J.M. James"I always feel like, in terms of my career, I'm a little bit behind," says singer/songwriter J.M. James, whose public concert as a Quad City Arts Visiting Artist takes place on December 12 at Davenport's Redstone Room. "You know, it wasn't like I was writing songs and singing at 18. I didn't have a band in high school, I wasn't a 22-year-old trying to get my music out there ... . I didn't do my first solo gig with my own stuff until I was, like, 27."

It's easy enough to empathize with the Iowa native, even if, at 32, James is hardly over-the-hill. Yet near the tail end of our recent phone interview, when discussing the release of his new, four-track EP Jukebox, the musician lets this little factoid slip: "I've been lucky to actually develop a friendship with Justin Timberlake ... ."

Um ... Justin Timberlake?

"Yeah," says James, sounding somewhat embarrassed by the name-dropping. "Well, through a couple of other relationships I've gotten to know him. It's been really valuable and inspiring to watch him perform and create in the studio. He has been really great about introducing me to other folks, too, as a violinist and a songwriter. So I guess there are a lot of really good things happening right now, you know?"

Indeed. Beyond, obviously, knowing some of the right people, J.M. James - the artist formerly known as Jon Aanestad - appears, at present, to be making all the right moves. He's a working singer/songwriter in Nashville who's also currently a fiddler for country musician Drake White. He made his national-television debut performing at the 2011 CMA Awards. He has earned a "Writer to Watch" citation from the Nashville Songwriters Association. He has toured nationally as a serene and accomplished acoustic-blues musician, and did a 180 for Jukebox's more electric, if equally thoughtful, presentation.

And just when you think you have James pegged as a soulful blues-folk artist who's most comfortable with relatively downbeat material, there he is on YouTube, singing and dancing and grinning in a bunch of self-produced and -directed videos - oftentimes alongside his wife Jesse - covering everything from Blackstreet's "No Diggity" to Carly Rae Jepsen's "Call Me Maybe" to Justin Bieber's "Boyfriend."

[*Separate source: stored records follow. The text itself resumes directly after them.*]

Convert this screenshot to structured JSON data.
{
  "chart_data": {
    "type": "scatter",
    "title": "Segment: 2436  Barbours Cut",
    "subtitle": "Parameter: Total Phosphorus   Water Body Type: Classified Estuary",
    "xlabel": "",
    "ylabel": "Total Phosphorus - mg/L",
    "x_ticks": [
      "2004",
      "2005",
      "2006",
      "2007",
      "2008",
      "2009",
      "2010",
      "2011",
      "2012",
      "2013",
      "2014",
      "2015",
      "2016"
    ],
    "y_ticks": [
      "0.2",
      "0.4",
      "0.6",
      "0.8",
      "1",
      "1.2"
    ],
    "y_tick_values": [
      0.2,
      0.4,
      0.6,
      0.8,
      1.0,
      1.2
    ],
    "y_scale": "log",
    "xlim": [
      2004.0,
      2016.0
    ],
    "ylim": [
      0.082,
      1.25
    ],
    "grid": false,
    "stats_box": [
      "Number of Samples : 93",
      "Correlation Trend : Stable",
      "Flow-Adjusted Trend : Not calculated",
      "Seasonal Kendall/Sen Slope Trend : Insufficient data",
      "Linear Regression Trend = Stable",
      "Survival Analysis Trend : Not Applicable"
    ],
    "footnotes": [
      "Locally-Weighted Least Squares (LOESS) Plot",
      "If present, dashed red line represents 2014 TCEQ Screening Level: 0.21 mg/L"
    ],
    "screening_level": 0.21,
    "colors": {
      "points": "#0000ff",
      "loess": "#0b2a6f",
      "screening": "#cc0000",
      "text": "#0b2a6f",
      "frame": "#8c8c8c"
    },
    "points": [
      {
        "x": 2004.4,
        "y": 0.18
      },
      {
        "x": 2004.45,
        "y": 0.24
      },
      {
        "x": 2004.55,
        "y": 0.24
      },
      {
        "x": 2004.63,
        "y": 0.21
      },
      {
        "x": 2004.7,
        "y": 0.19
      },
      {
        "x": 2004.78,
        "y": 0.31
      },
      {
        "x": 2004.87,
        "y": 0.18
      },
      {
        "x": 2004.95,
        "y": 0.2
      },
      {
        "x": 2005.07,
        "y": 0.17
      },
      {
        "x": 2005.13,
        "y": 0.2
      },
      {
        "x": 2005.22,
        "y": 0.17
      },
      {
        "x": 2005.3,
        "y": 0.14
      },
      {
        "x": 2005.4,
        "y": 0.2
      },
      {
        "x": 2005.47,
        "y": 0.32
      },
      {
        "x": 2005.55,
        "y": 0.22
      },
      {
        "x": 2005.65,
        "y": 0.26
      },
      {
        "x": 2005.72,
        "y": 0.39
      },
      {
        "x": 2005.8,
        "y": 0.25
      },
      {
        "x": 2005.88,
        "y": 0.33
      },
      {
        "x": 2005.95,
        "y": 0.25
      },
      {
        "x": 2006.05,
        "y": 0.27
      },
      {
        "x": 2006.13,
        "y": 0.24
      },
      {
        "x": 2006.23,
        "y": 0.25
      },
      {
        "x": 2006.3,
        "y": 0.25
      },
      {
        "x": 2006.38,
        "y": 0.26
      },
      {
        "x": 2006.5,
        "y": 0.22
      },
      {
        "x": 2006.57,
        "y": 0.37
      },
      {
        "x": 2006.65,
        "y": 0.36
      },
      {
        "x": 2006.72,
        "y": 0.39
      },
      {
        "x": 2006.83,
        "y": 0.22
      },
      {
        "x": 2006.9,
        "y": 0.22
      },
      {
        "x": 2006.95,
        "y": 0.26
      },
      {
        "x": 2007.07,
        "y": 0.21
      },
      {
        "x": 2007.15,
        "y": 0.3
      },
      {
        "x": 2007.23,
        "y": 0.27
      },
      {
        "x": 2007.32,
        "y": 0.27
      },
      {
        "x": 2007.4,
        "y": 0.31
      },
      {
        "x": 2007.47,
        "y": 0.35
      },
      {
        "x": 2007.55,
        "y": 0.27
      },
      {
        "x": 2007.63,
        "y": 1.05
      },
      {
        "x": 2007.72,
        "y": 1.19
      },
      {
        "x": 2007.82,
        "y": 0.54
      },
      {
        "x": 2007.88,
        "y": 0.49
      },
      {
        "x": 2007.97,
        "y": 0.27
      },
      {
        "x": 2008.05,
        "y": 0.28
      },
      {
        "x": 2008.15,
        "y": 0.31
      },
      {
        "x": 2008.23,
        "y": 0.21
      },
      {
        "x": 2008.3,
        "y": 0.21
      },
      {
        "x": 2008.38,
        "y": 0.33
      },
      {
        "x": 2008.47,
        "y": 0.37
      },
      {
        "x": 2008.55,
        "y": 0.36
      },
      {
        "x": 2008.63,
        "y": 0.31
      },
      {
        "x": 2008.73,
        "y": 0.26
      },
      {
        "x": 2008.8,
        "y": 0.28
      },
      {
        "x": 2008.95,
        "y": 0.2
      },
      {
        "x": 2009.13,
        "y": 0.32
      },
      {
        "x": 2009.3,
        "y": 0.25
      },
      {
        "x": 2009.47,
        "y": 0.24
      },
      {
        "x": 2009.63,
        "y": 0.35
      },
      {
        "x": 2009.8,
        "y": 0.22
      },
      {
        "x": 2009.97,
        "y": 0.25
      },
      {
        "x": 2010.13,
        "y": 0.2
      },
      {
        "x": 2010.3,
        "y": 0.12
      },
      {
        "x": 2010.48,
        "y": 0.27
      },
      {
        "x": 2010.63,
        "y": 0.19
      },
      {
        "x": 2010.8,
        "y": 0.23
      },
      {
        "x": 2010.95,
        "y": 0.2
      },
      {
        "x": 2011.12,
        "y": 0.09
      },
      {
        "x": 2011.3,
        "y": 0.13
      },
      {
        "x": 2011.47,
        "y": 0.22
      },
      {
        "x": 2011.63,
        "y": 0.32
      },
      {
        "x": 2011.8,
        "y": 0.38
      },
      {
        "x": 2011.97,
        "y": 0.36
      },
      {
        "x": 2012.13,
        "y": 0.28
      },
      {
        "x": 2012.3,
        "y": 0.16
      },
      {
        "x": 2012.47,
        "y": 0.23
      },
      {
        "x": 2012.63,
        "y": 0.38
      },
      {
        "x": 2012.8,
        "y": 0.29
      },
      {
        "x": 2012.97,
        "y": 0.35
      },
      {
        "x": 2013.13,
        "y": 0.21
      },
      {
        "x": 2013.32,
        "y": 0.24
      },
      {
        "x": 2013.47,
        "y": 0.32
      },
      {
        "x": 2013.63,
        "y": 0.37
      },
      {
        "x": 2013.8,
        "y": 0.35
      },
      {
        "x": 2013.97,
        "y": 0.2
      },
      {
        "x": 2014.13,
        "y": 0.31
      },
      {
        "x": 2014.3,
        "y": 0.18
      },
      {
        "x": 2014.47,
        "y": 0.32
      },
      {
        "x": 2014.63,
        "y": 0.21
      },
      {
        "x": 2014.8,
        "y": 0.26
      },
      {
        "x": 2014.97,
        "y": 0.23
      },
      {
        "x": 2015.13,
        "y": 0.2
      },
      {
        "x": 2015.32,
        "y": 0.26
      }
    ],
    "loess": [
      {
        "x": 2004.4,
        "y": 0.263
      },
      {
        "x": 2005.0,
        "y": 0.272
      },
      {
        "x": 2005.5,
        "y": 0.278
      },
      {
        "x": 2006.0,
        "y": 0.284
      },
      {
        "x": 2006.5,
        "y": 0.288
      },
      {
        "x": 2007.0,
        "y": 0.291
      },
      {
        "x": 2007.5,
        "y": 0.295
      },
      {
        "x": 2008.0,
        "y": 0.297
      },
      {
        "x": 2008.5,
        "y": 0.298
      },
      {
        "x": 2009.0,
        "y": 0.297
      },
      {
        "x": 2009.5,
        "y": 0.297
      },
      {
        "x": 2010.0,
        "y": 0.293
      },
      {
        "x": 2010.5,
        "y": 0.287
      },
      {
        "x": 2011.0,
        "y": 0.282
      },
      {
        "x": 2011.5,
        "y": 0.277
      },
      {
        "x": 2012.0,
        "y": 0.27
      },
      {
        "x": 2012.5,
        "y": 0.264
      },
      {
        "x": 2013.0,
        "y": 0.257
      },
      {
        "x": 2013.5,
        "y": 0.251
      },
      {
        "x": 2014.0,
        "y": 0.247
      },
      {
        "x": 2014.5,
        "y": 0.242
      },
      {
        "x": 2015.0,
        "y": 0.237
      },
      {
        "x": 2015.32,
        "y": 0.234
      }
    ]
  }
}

"I have a lot of fun with those," says James of his "Cover Friday" video series. "Doing something with a groove. And yeah, there are times when I think, 'I should just be paying someone to do this.' But at the same time, I like it, and it saves me money in terms of doing basic promotion ... . I may have been really late in the game, but I'm working my tail off, that's for sure."

 

J.M. JamesA Strange Kind of Mix

James may be "late in the game" professionally speaking, but as a youth growing up in Iowa City, he did have a leg or two up in terms of musical practice and awareness.

"It's definitely in the family," he says. "I started playing violin when I was four, at Preucil School of Music in Iowa City. My sister plays viola and piano, and my mother plays harp and piano - she used to accompany me at home when I was at Preucil. One of my uncles was a classical singer.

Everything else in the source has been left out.